Privatizar a estatal é fundamental, mas não há espaço para aventuras, nem para milagres, nem para milagreiros

Depois de muitas idas e vindas e quando parecia existir um consenso de que não haveria privatização/capitalização da Eletrobrás, o governo apresenta uma MP, na tentativa, dentre outras, de recuperar a imagem de ser um governo liberal.

A privatização e/ou capitalização da Eletrobrás é desejável e fundamental ante a falência da capacidade de investimento da empresa e do estado atual do setor elétrico brasileiro. Estamos com bandeira amarela desde o início de 2021, no auge do chamado período úmido. A questão dos reservatórios já se arrasta há anos. Não dá mais para culpar apenas a “hidrologia ruim” ou a falta de sorte.

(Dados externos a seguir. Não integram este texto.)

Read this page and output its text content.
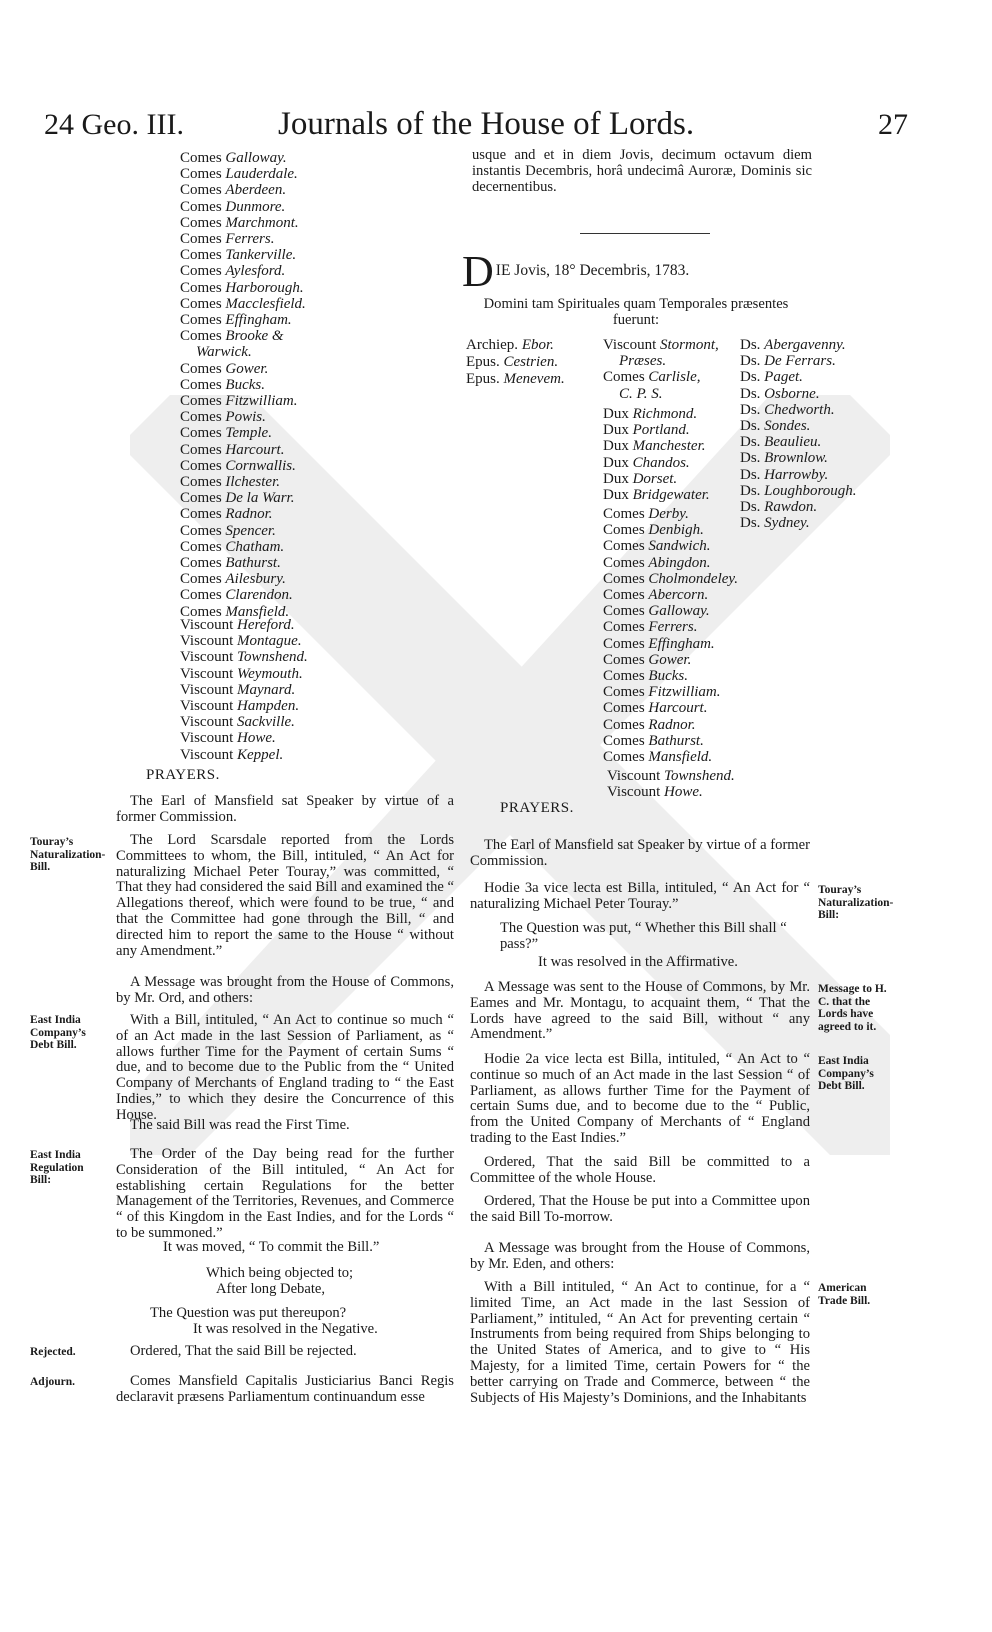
24 Geo. III.	Journals of the House of Lords.	27
Comes Galloway.
Comes Lauderdale.
Comes Aberdeen.
Comes Dunmore.
Comes Marchmont.
Comes Ferrers.
Comes Tankerville.
Comes Aylesford.
Comes Harborough.
Comes Macclesfield.
Comes Effingham.
Comes Brooke &
Warwick.
Comes Gower.
Comes Bucks.
Comes Fitzwilliam.
Comes Powis.
Comes Temple.
Comes Harcourt.
Comes Cornwallis.
Comes Ilchester.
Comes De la Warr.
Comes Radnor.
Comes Spencer.
Comes Chatham.
Comes Bathurst.
Comes Ailesbury.
Comes Clarendon.
Comes Mansfield.
Viscount Hereford.
Viscount Montague.
Viscount Townshend.
Viscount Weymouth.
Viscount Maynard.
Viscount Hampden.
Viscount Sackville.
Viscount Howe.
Viscount Keppel.
PRAYERS.
The Earl of Mansfield sat Speaker by virtue of a former Commission.
The Lord Scarsdale reported from the Lords Committees to whom, the Bill, intituled, “ An Act for naturalizing Michael Peter Touray,” was committed, “ That they had considered the said Bill and examined the “ Allegations thereof, which were found to be true, “ and that the Committee had gone through the Bill, “ and directed him to report the same to the House “ without any Amendment.”
A Message was brought from the House of Commons, by Mr. Ord, and others:
With a Bill, intituled, “ An Act to continue so much “ of an Act made in the last Session of Parliament, as “ allows further Time for the Payment of certain Sums “ due, and to become due to the Public from the “ United Company of Merchants of England trading to “ the East Indies,” to which they desire the Concurrence of this House.
The said Bill was read the First Time.
The Order of the Day being read for the further Consideration of the Bill intituled, “ An Act for establishing certain Regulations for the better Management of the Territories, Revenues, and Commerce “ of this Kingdom in the East Indies, and for the Lords “ to be summoned.”
It was moved, “ To commit the Bill.”
Which being objected to;
After long Debate,
The Question was put thereupon?
It was resolved in the Negative.
Ordered, That the said Bill be rejected.
Comes Mansfield Capitalis Justiciarius Banci Regis declaravit præsens Parliamentum continuandum esse
Touray’s Naturalization-Bill.
East India Company’s Debt Bill.
East India Regulation Bill:
Rejected.
Adjourn.
usque and et in diem Jovis, decimum octavum diem instantis Decembris, horâ undecimâ Auroræ, Dominis sic decernentibus.
D IE Jovis, 18° Decembris, 1783.
Domini tam Spirituales quam Temporales præsentes fuerunt:
Archiep. Ebor.
Epus. Cestrien.
Epus. Menevem.
Viscount Stormont,
Præses.
Comes Carlisle,
C. P. S.
Dux Richmond.
Dux Portland.
Dux Manchester.
Dux Chandos.
Dux Dorset.
Dux Bridgewater.
Comes Derby.
Comes Denbigh.
Comes Sandwich.
Comes Abingdon.
Comes Cholmondeley.
Comes Abercorn.
Comes Galloway.
Comes Ferrers.
Comes Effingham.
Comes Gower.
Comes Bucks.
Comes Fitzwilliam.
Comes Harcourt.
Comes Radnor.
Comes Bathurst.
Comes Mansfield.
Viscount Townshend.
Viscount Howe.
Ds. Abergavenny.
Ds. De Ferrars.
Ds. Paget.
Ds. Osborne.
Ds. Chedworth.
Ds. Sondes.
Ds. Beaulieu.
Ds. Brownlow.
Ds. Harrowby.
Ds. Loughborough.
Ds. Rawdon.
Ds. Sydney.
PRAYERS.
The Earl of Mansfield sat Speaker by virtue of a former Commission.
Hodie 3a vice lecta est Billa, intituled, “ An Act for “ naturalizing Michael Peter Touray.”
The Question was put, “ Whether this Bill shall “ pass?”
It was resolved in the Affirmative.
A Message was sent to the House of Commons, by Mr. Eames and Mr. Montagu, to acquaint them, “ That the Lords have agreed to the said Bill, without “ any Amendment.”
Hodie 2a vice lecta est Billa, intituled, “ An Act to “ continue so much of an Act made in the last Session “ of Parliament, as allows further Time for the Payment of certain Sums due, and to become due to the “ Public, from the United Company of Merchants of “ England trading to the East Indies.”
Ordered, That the said Bill be committed to a Committee of the whole House.
Ordered, That the House be put into a Committee upon the said Bill To-morrow.
A Message was brought from the House of Commons, by Mr. Eden, and others:
With a Bill intituled, “ An Act to continue, for a “ limited Time, an Act made in the last Session of Parliament,” intituled, “ An Act for preventing certain “ Instruments from being required from Ships belonging to the United States of America, and to give to “ His Majesty, for a limited Time, certain Powers for “ the better carrying on Trade and Commerce, between “ the Subjects of His Majesty’s Dominions, and the Inhabitants
Touray’s Naturalization-Bill:
Message to H. C. that the Lords have agreed to it.
East India Company’s Debt Bill.
American Trade Bill.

Existem fatores estruturais que precisam ser endereçados. O resultado de adiar o enfrentamento das verdadeiras questões estruturais pode ser um aumento contínuo e significativo das tarifas.

No entanto, o formato e o instrumento anunciados pelo governo na MP 1.031 não parecem ser os mais adequados. 

O primeiro é que capitalização não é privatização. A União passa a ter uma golden share o que representa risco político e desvaloriza a empresa. Após o episódio da demissão do presidente Castello Branco da Petrobrás, fica mais difícil o investidor acreditar na isenção da União na gestão das empresas. Ou seja, o modelo de empresas de capital misto parece não funcionar no Brasil, o que nos leva a duvidar se esse modelo de corporation com uma presença significativa da União e de golden share não terá os mesmos problemas do modelo de capital misto.

O segundo ponto é a ênfase dada na redução da tarifa de energia, ainda mais num contexto de que teremos elevações significativas em 2021. Caso a real intenção seja reduzir as tarifas, o livro-texto recomenda que seja feito através de políticas públicas claras, financiadas abertamente pelo Tesouro, ou mudanças nas relações entre o mercado cativo e o livre. Nos últimos anos tivemos um subsídio explícito do consumidor cativo em direção ao livre que precisa ser corrigido. No passado, vimos que a tentativa de reduzir os preços de energia pela MP 579/2012 foi desastrosa, e sentimos os efeitos até hoje. De outubro de 2012 a setembro/13 a energia residencial caiu 14,78%. Nos 12 meses seguintes, outubro/13-setembro/14, subiu 14,72%. Em novembro/14 já tinha acumulado alta de 18% zerando a queda. Em janeiro/15 a energia já tinha subido 28,45%, mais do que compensando a redução. De outubro/13 até agora subiu 107,65%.

A interpretação de que um dos objetivos da MP seria a redução de tarifas levanta a questão da efetividade desse instrumento e se isso não dificultaria a atração de investidores. A capitalização deveria ser para aumentar os investimentos da Eletrobrás, e não para reduzir tarifas.

Mesmo o objetivo de modicidade tarifária pode não ser atingido. Não está claro até que ponto teremos redução das tarifas colocando recursos da capitalização na CDE, ao mesmo tempo que ocorre o fim do regime das cotas promovidas pela MP 579 que levará a um aumento das tarifas para os consumidores cativos. O correto é que a redução das tarifas via CDE deveria beneficiar apenas os consumidores cativos, excluindo os consumidores livres. Os eleitores do presidente Bolsonaro estão no mercado cativo, e não no livre.

Ainda temos o risco de reduzir os aumentos tarifários nos próximos anos, como aconteceu com a MP 579, e a conta chegar no futuro, já que não estamos atacando as verdadeiras causas de termos tarifas elevadas.

Além das questões expostas acima, ainda existem outros fatores em aberto. Com o PL 414 em tramitação na Câmara haverá um crescimento mais rápido do mercado livre e, consequentemente, aumento na tarifa dos cativos. E qual vai ser o destino de programas como o Proinfa, que hoje estão embaixo da Eletrobrás. Como ficarão depois da capitalização da Eletrobrás?

Concluindo, privatizar uma empresa como a Eletrobrás é fundamental. Mas a escolha de um modelo de privatização num momento de crise e de pandemia, conduzido por uma necessidade de reduzir tarifas e agradar a alguns políticos, trará o risco de criar uma empresa com mais custos do que benefícios para a sociedade brasileira. Não há espaços para aventuras, nem para milagres, nem tampouco para milagreiros.